· 8 min read
The AXI4-Lite Write Bug Every Tutorial Misses: AWVALID, WVALID, and the Missing Backpressure Check
- axi4-lite
- systemverilog
- fpga
- rtl
- amba
- digital-design
I've watched this happen to three different engineers in the past year. Write transaction fires. Waveform looks perfect — AWVALID, WVALID, AWREADY, WREADY, BVALID all toggle in the right order. Simulation passes. You load the bitstream, and half your writes silently disappear. No bus error. No timeout. BVALID went high, BREADY accepted it, the handshake completed — but the register never changed.
The culprit is two lines in the Xilinx AXI4-Lite peripheral template, repeated across hundreds of open-source cores, that make an assumption the AXI4 spec explicitly forbids. The simulation passes because every standard testbench drives the exact happy path the broken code handles. The hardware fails because real interconnect doesn't.
The AXI4 write path has three independent channels: AW (write address), W (write data), and B (write response). "Independent" means what it says. ARM's specification (IHI0022H, §A3.3) states that a master must not wait for AWREADY before asserting WVALID, and vice versa. Either channel can arrive first. The slave is obligated to handle both orderings — AW before W, W before AW, or both in the same cycle.
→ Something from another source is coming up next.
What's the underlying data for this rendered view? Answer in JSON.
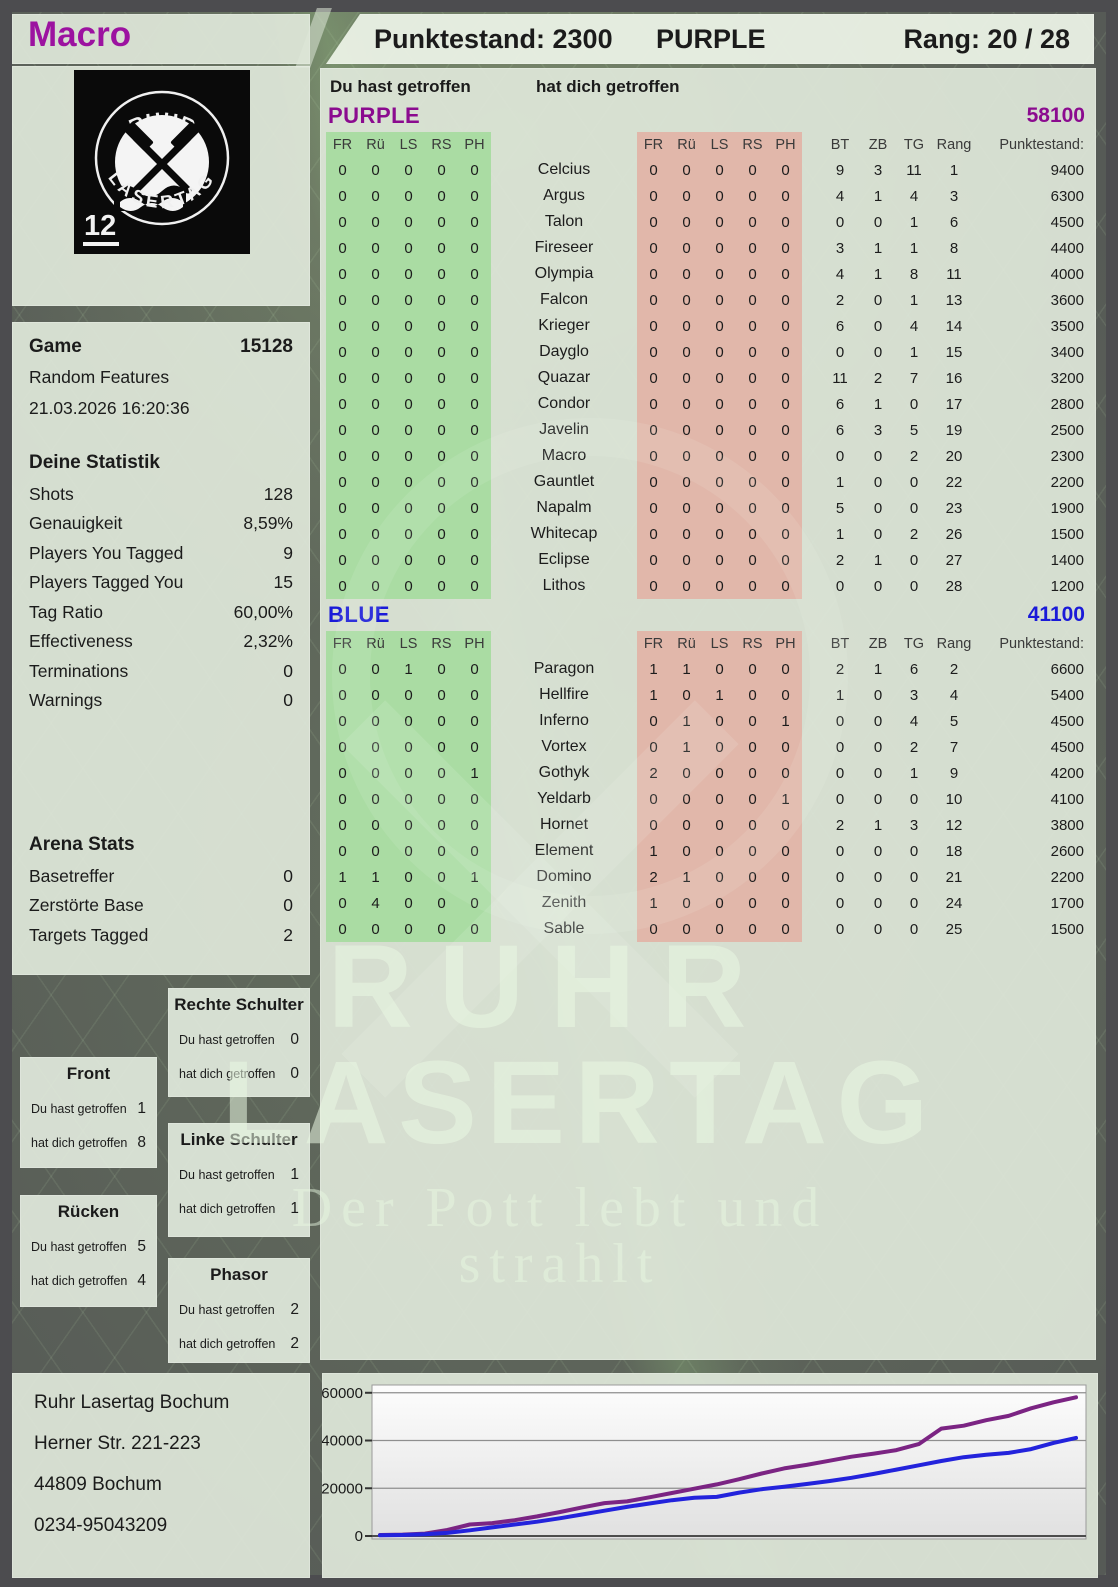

This isn't an obscure corner of the spec. It's in the chapter on basic transactions. The reason the rule exists is deadlock prevention: if a slave required both valid signals before asserting either ready signal, and the master required either ready signal before driving the other valid signal, the whole system would lock up. So the spec makes it unconditional. A slave must handle both orderings.
The Xilinx template doesn't.
The AWREADY logic in the generated peripheral looks like this:
always_ff @(posedge clk or negedge rst_n) begin
if (!rst_n) begin
axi_awready_r <= 1'b0;
axi_awaddr_r <= '0;
end else begin
if (!axi_awready_r && s_axi_awvalid && s_axi_wvalid) begin
// Pulse AWREADY for one cycle — but only when W is also valid.
axi_awready_r <= 1'b1;
axi_awaddr_r <= s_axi_awaddr;
end else begin
axi_awready_r <= 1'b0;
end
end
end
The WREADY block is the same pattern with the signals swapped. Both require s_axi_awvalid && s_axi_wvalid simultaneously. When a Cortex-M or a well-written VIP presents AWVALID one cycle before WVALID, this slave sees AWVALID go high, does nothing — because WVALID isn't up yet — then on the next cycle when WVALID finally appears, AWREADY pulses as if everything is fine. Except the master already de-asserted AWVALID. The address handshake never completed. The slave just captured a stale or zero address and wrote data to the wrong register, or nowhere at all.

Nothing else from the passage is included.